Ces développements montrent que la Thaïlande est davantage un « pays semi-autocratique » qu'un pays démocratique, a déclaré Thitinan Pongsudhirak, professeur de sciences politiques à l'Université Chulalongkorn de Bangkok.
« Cela signifie que vous pouvez avoir une élection et que les gens peuvent voter, mais après cela, les résultats sont manipulés et subvertis pour servir les forces autocratiques et les préférences de l'establishment », a-t-il déclaré.
Pannapha, une électrice de Move Forward, a déclaré que son parti n'avait pas réussi à former le gouvernement et qu'elle serait déçue si le parti était dissous ou si Pita était interdit mercredi. Mais cela ne suffira pas à anéantir son espoir de changement.
« Move Forward, ce n’est pas Pita. Move Forward, c’est nous, la nouvelle génération », a-t-elle déclaré. « Ce n’est pas encore fini. »

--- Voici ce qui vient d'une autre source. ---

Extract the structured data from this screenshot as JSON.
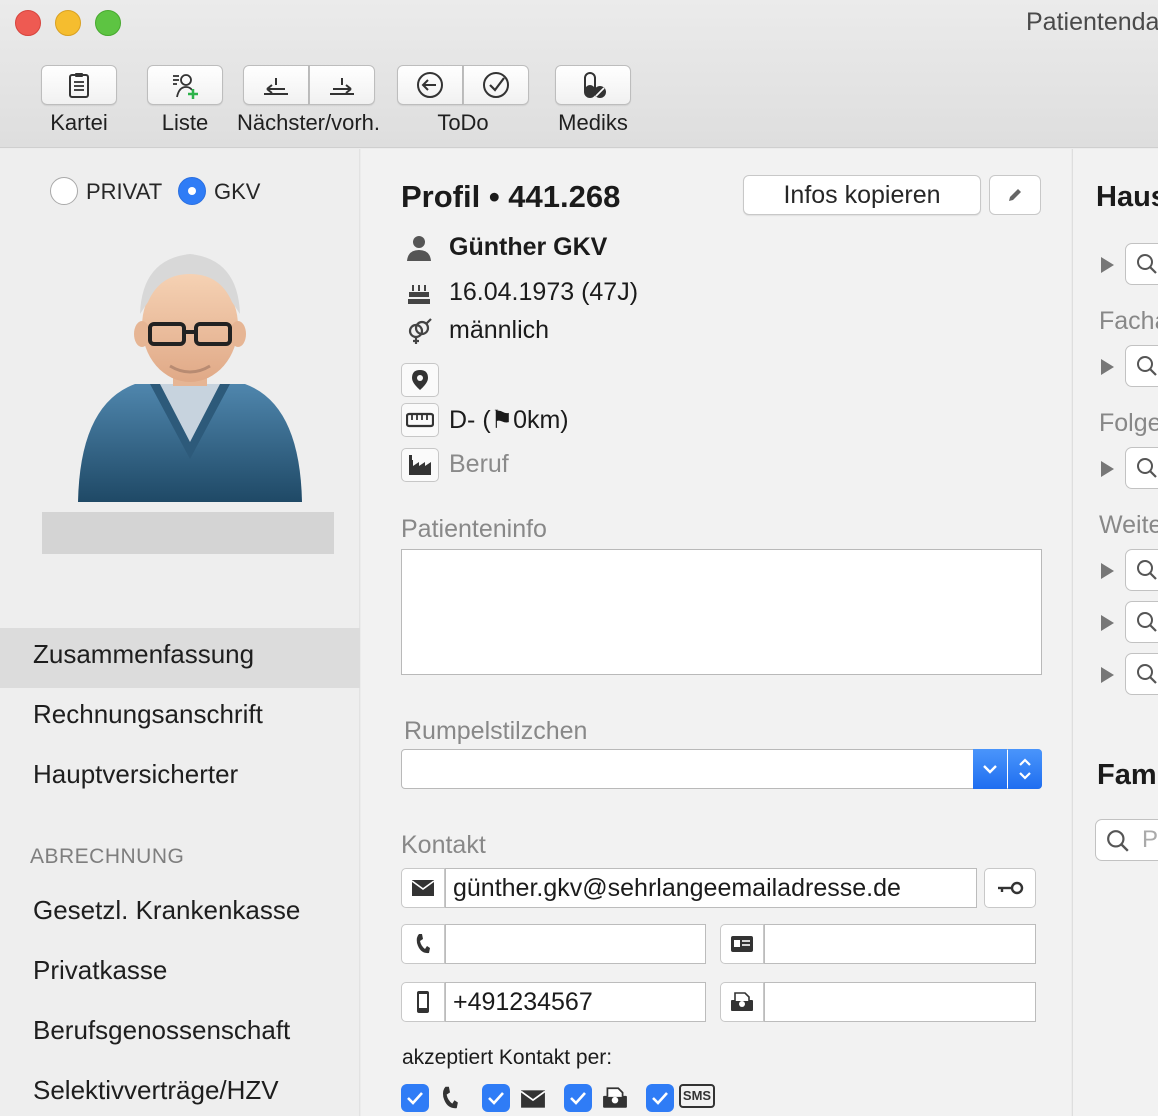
{
  "window": {
    "title": "Patientendaten"
  },
  "toolbar": {
    "kartei": "Kartei",
    "liste": "Liste",
    "naechster": "Nächster/vorh.",
    "todo": "ToDo",
    "mediks": "Mediks"
  },
  "sidebar": {
    "insurance": {
      "privat": "PRIVAT",
      "gkv": "GKV",
      "selected": "GKV"
    },
    "nav": [
      "Zusammenfassung",
      "Rechnungsanschrift",
      "Hauptversicherter"
    ],
    "section": "ABRECHNUNG",
    "billing": [
      "Gesetzl. Krankenkasse",
      "Privatkasse",
      "Berufsgenossenschaft",
      "Selektivverträge/HZV"
    ]
  },
  "profile": {
    "title": "Profil • 441.268",
    "copy_button": "Infos kopieren",
    "name": "Günther GKV",
    "birth": "16.04.1973 (47J)",
    "gender": "männlich",
    "distance": "D- (⚑0km)",
    "job": "Beruf"
  },
  "patientinfo": {
    "label": "Patienteninfo"
  },
  "rumpel": {
    "label": "Rumpelstilzchen"
  },
  "kontakt": {
    "label": "Kontakt",
    "email": "günther.gkv@sehrlangeemailadresse.de",
    "mobile": "+491234567",
    "accept_label": "akzeptiert Kontakt per:",
    "sms_label": "SMS"
  },
  "right": {
    "haus": "Haus",
    "fach": "Facha",
    "folge": "Folge",
    "weiter": "Weite",
    "fam": "Fam",
    "search_placeholder": "P"
  },
  "colors": {
    "accent": "#2f7cf6",
    "sidebar_active": "#dcdcdc"
  }
}
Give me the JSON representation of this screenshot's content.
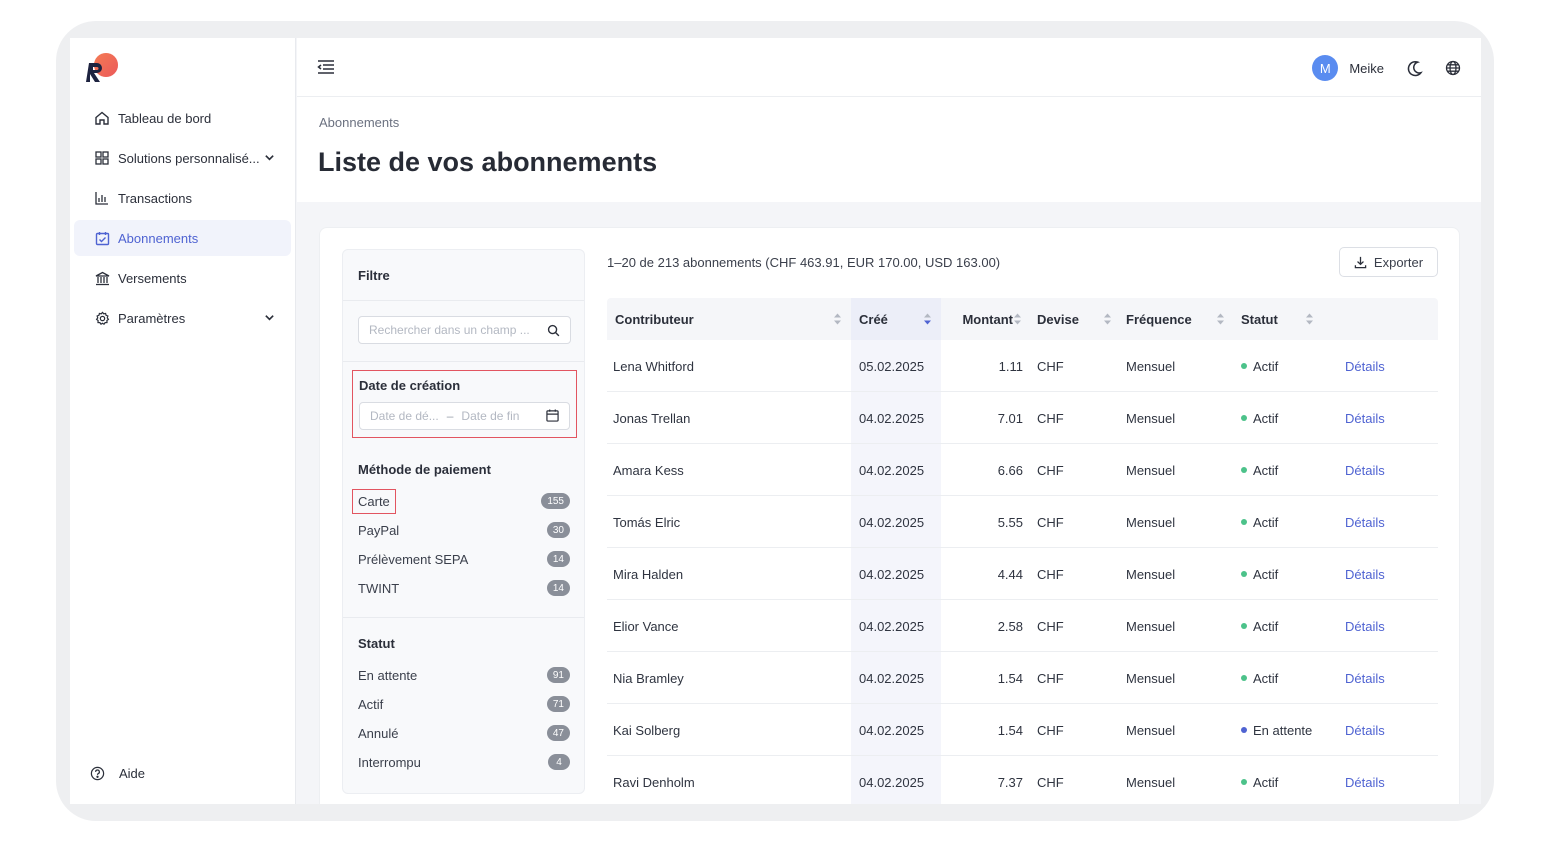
{
  "sidebar": {
    "items": [
      {
        "label": "Tableau de bord",
        "icon": "home-icon"
      },
      {
        "label": "Solutions personnalisé...",
        "icon": "grid-icon"
      },
      {
        "label": "Transactions",
        "icon": "bar-chart-icon"
      },
      {
        "label": "Abonnements",
        "icon": "calendar-check-icon"
      },
      {
        "label": "Versements",
        "icon": "bank-icon"
      },
      {
        "label": "Paramètres",
        "icon": "gear-icon"
      }
    ],
    "help_label": "Aide"
  },
  "topbar": {
    "avatar_initial": "M",
    "username": "Meike"
  },
  "header": {
    "breadcrumb": "Abonnements",
    "title": "Liste de vos abonnements"
  },
  "filter": {
    "title": "Filtre",
    "search_placeholder": "Rechercher dans un champ ...",
    "date": {
      "label": "Date de création",
      "start_placeholder": "Date de dé...",
      "end_placeholder": "Date de fin"
    },
    "payment": {
      "title": "Méthode de paiement",
      "options": [
        {
          "label": "Carte",
          "count": "155"
        },
        {
          "label": "PayPal",
          "count": "30"
        },
        {
          "label": "Prélèvement SEPA",
          "count": "14"
        },
        {
          "label": "TWINT",
          "count": "14"
        }
      ]
    },
    "status": {
      "title": "Statut",
      "options": [
        {
          "label": "En attente",
          "count": "91"
        },
        {
          "label": "Actif",
          "count": "71"
        },
        {
          "label": "Annulé",
          "count": "47"
        },
        {
          "label": "Interrompu",
          "count": "4"
        }
      ]
    }
  },
  "summary": "1–20 de 213 abonnements (CHF 463.91, EUR 170.00, USD 163.00)",
  "export_label": "Exporter",
  "table": {
    "columns": [
      "Contributeur",
      "Créé",
      "Montant",
      "Devise",
      "Fréquence",
      "Statut"
    ],
    "details_label": "Détails",
    "rows": [
      {
        "name": "Lena Whitford",
        "created": "05.02.2025",
        "amount": "1.11",
        "currency": "CHF",
        "frequency": "Mensuel",
        "status": "Actif"
      },
      {
        "name": "Jonas Trellan",
        "created": "04.02.2025",
        "amount": "7.01",
        "currency": "CHF",
        "frequency": "Mensuel",
        "status": "Actif"
      },
      {
        "name": "Amara Kess",
        "created": "04.02.2025",
        "amount": "6.66",
        "currency": "CHF",
        "frequency": "Mensuel",
        "status": "Actif"
      },
      {
        "name": "Tomás Elric",
        "created": "04.02.2025",
        "amount": "5.55",
        "currency": "CHF",
        "frequency": "Mensuel",
        "status": "Actif"
      },
      {
        "name": "Mira Halden",
        "created": "04.02.2025",
        "amount": "4.44",
        "currency": "CHF",
        "frequency": "Mensuel",
        "status": "Actif"
      },
      {
        "name": "Elior Vance",
        "created": "04.02.2025",
        "amount": "2.58",
        "currency": "CHF",
        "frequency": "Mensuel",
        "status": "Actif"
      },
      {
        "name": "Nia Bramley",
        "created": "04.02.2025",
        "amount": "1.54",
        "currency": "CHF",
        "frequency": "Mensuel",
        "status": "Actif"
      },
      {
        "name": "Kai Solberg",
        "created": "04.02.2025",
        "amount": "1.54",
        "currency": "CHF",
        "frequency": "Mensuel",
        "status": "En attente"
      },
      {
        "name": "Ravi Denholm",
        "created": "04.02.2025",
        "amount": "7.37",
        "currency": "CHF",
        "frequency": "Mensuel",
        "status": "Actif"
      }
    ]
  },
  "colors": {
    "accent": "#4f63d2",
    "status_active": "#4cc28a",
    "status_pending": "#4f63d2",
    "highlight_box": "#e25560"
  }
}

C’est cet esprit que Pita voudrait que ses partisans maintiennent en vie. Il a déclaré que, si nécessaire, le parti assurerait une « transition en douceur vers une nouvelle Chambre » ou un nouveau parti pour le reste de ses législateurs non exécutifs.
Il a déclaré que si le verdict ne leur est pas favorable, les gens pourraient être frustrés. Il a cependant ajouté que son objectif ultime était de canaliser cette colère en votes aux urnes pour s'assurer qu'ils finiront par gagner la guerre, même s'ils perdent cette bataille en particulier.
« S'ils se débarrassent du parti, ils se débarrassent de moi, mais les gens gardent espoir et reviennent aux urnes à chaque fois, de plus en plus, je pense que c'est à ce moment-là qu'ils perdent », a-t-il déclaré.